About halfway through day two, I decided I was going to make frozen pizza for lunch. There was no way I could mess that up. I put the pizza in the oven, set the timer, and got the kids down
stairs and ready to eat. As I opened the oven to pull the pizza out, our youngest son, Isaiah, was right at my feet. I tripped over him, and he lost his balance, falling forward into the open oven. Trying to brace his fall, he put his hands on the open oven door.
Instantly I heard skin burning. He cried as blisters appeared, and I frantically ran his hands under cold water. I called Trisha to see how close she was to the house. Isaiah was screaming in the background as I tried to explain to her what had happened and that I needed her to get home as soon as possible. My makeshift bandages would have to suffice until she arrived. I had an elders’ meeting that night, the kids were stressing me out, and I’d had about all I could take. Trisha told me they were just leaving Willow Creek and that she would be home in three hours. That was about two hours and forty-five minutes longer than I wanted, but I couldn’t change anything.
Two hours later I called to see how close they were. Trisha told me they were stuck in traffic just outside Chicago and hadn’t moved in over an hour. I went nuts. How in the world could she let herself get stuck in traffic? Didn’t she realize how stressed I was? Didn’t she know I had a meeting in a few hours that I couldn’t be late for? How dare she do this to me!
Another two hours passed, and it was time for supper. I wasn’t going to take any chances cooking, so we went to McDonald’s. On the way home, Isaiah puked in his car seat, which would have been manageable except for one detail.
I’m a sympathetic puker.
So as I raced home, the car filled with the unhappy smell of a vomited Happy Meal. I began to gag, and waves of nausea washed over me. Struggling to hold it in, I screeched into the driveway and leapt into the fresh air. I was so furious at Trisha by this point that I refused to clean up the puke. I yanked out the car seat with puke all over it and sat it in the middle of the driveway.
About thirty minutes later, Trisha pulled up to the house.
I was mere minutes away from being late for my meeting. I met her in the driveway, handed her my puke-smelling, hand-blistered
son, and drove to my elder’s meeting—to talk about how to lead our church spiritually.
In my mind, everything that day was her fault. She did it all on purpose. She got caught in traffic. She made me late for my meeting. She forced me to cook and then to avoid cooking. It was her fault things weren’t extraordinary.
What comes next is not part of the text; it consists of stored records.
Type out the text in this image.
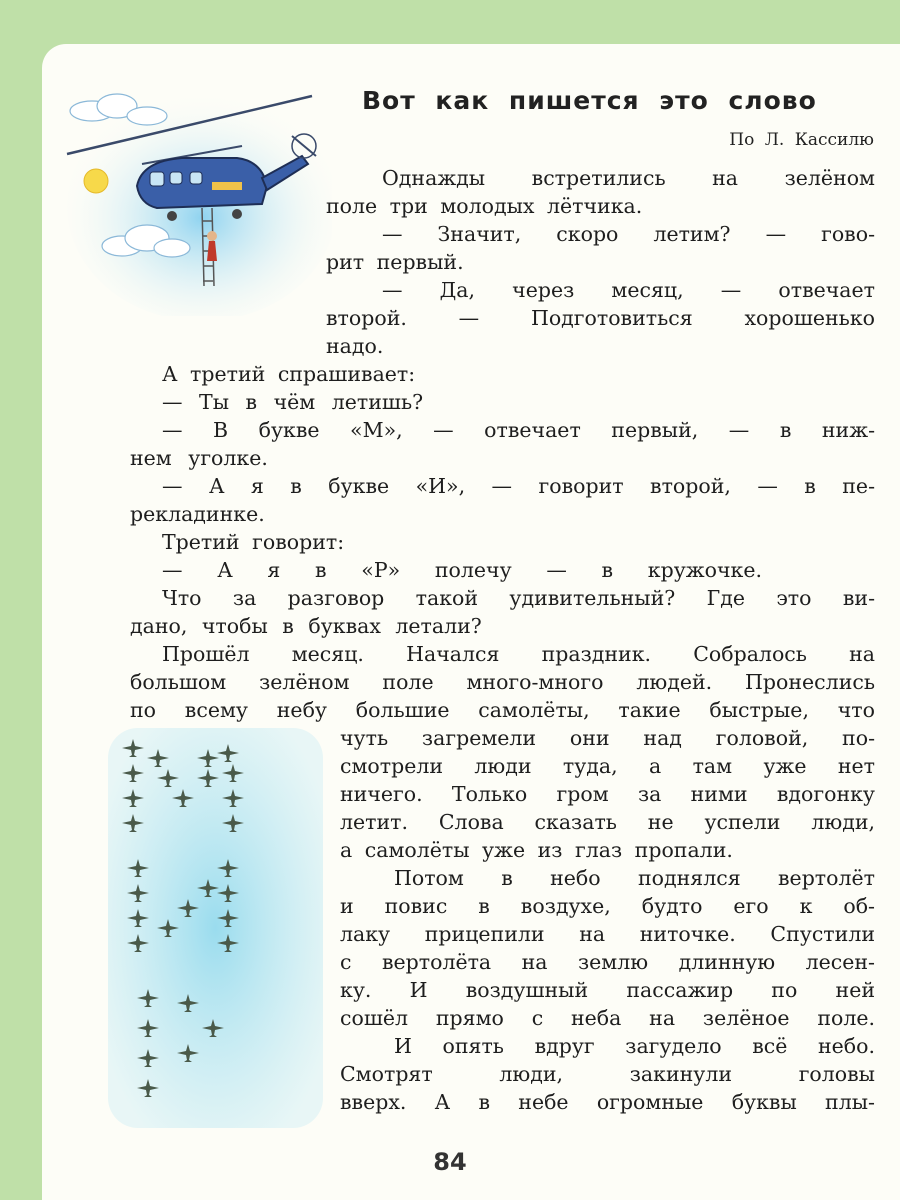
Вот как пишется это слово
По Л. Кассилю
Однажды встретились на зелёном
поле три молодых лётчика.
— Значит, скоро летим? — гово-
рит первый.
— Да, через месяц, — отвечает
второй. — Подготовиться хорошенько
надо.
А третий спрашивает:
— Ты в чём летишь?
— В букве «М», — отвечает первый, — в ниж-
нем уголке.
— А я в букве «И», — говорит второй, — в пе-
рекладинке.
Третий говорит:
— А я в «Р» полечу — в кружочке.
Что за разговор такой удивительный? Где это ви-
дано, чтобы в буквах летали?
Прошёл месяц. Начался праздник. Собралось на
большом зелёном поле много-много людей. Пронеслись
по всему небу большие самолёты, такие быстрые, что
чуть загремели они над головой, по-
смотрели люди туда, а там уже нет
ничего. Только гром за ними вдогонку
летит. Слова сказать не успели люди,
а самолёты уже из глаз пропали.
Потом в небо поднялся вертолёт
и повис в воздухе, будто его к об-
лаку прицепили на ниточке. Спустили
с вертолёта на землю длинную лесен-
ку. И воздушный пассажир по ней
сошёл прямо с неба на зелёное поле.
И опять вдруг загудело всё небо.
Смотрят люди, закинули головы
вверх. А в небе огромные буквы плы-
84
This attitude and behavior had moved from being the exception to the norm. Trisha was high maintenance. She was holding me back from ministry. She was at fault for just about everything. Our relationship wasn’t necessarily volatile, but it was passive-aggressive. She would be mean, and I would heap on guilt and shame. We each had our ways of making the other pay, and it was eating our relationship alive.
TRISHA:
If you had been a fly on the wall in our house, you wouldn’t have heard crashing dishes or loud arguments. It was in the small things that Justin and I tried to hurt each other. I would withhold physical intimacy. You don’t come home when you said you would? You don’t meet my expectations? You’re on shutdown. It was one area I knew would hurt Justin. But I had no idea the fire I was messing with in this whole area of our relationship.
My new goal was to force Justin to make up to me for all the times he moved me. To make up for the fact that the only reason he had his church was because of
my
willingness to live sacrificially. To make up for using me to start this church and then pushing me to the side when I was no longer needed. I was placing godlike expectations on Justin to fill a void in my life that I felt he was responsible for causing in the first place. Justin became my idol: I was looking to him to give me what only God could give. Because God never designed Justin to fill that void in my life, he failed at it no matter when he did or didn’t try.
But there was still a church that needed our attention, and in
order for Justin to continue leading it, we needed to stay married. My partnership with Justin was now reduced to stepping into areas of ministry where he was desperate for a leader and taking care of our home and kids. Our once-extraordinary dream of changing the world
together
was coming to an end. We spent the next year learning to accept our marriage for what it now was: ordinary.
In the summer of 2005, we celebrated our tenth wedding anniversary. We had always wanted to go on a cruise to celebrate an anniversary, and now more than ever, we needed time alone. In the back of my mind, I hoped some time alone with Justin would allow us to rediscover some of the passion that had cooled over the years. For the first time since Micah’s birth, it was just the two of us. For those four days, we went without e-mail, cell phones, parenting duties, and ministry issues. And in those four days, I fell in love with Justin all over again. Extraordinary still had a chance! All the distractions of life that seemed to bring out the worst in us were gone. It was just us, and I loved every minute.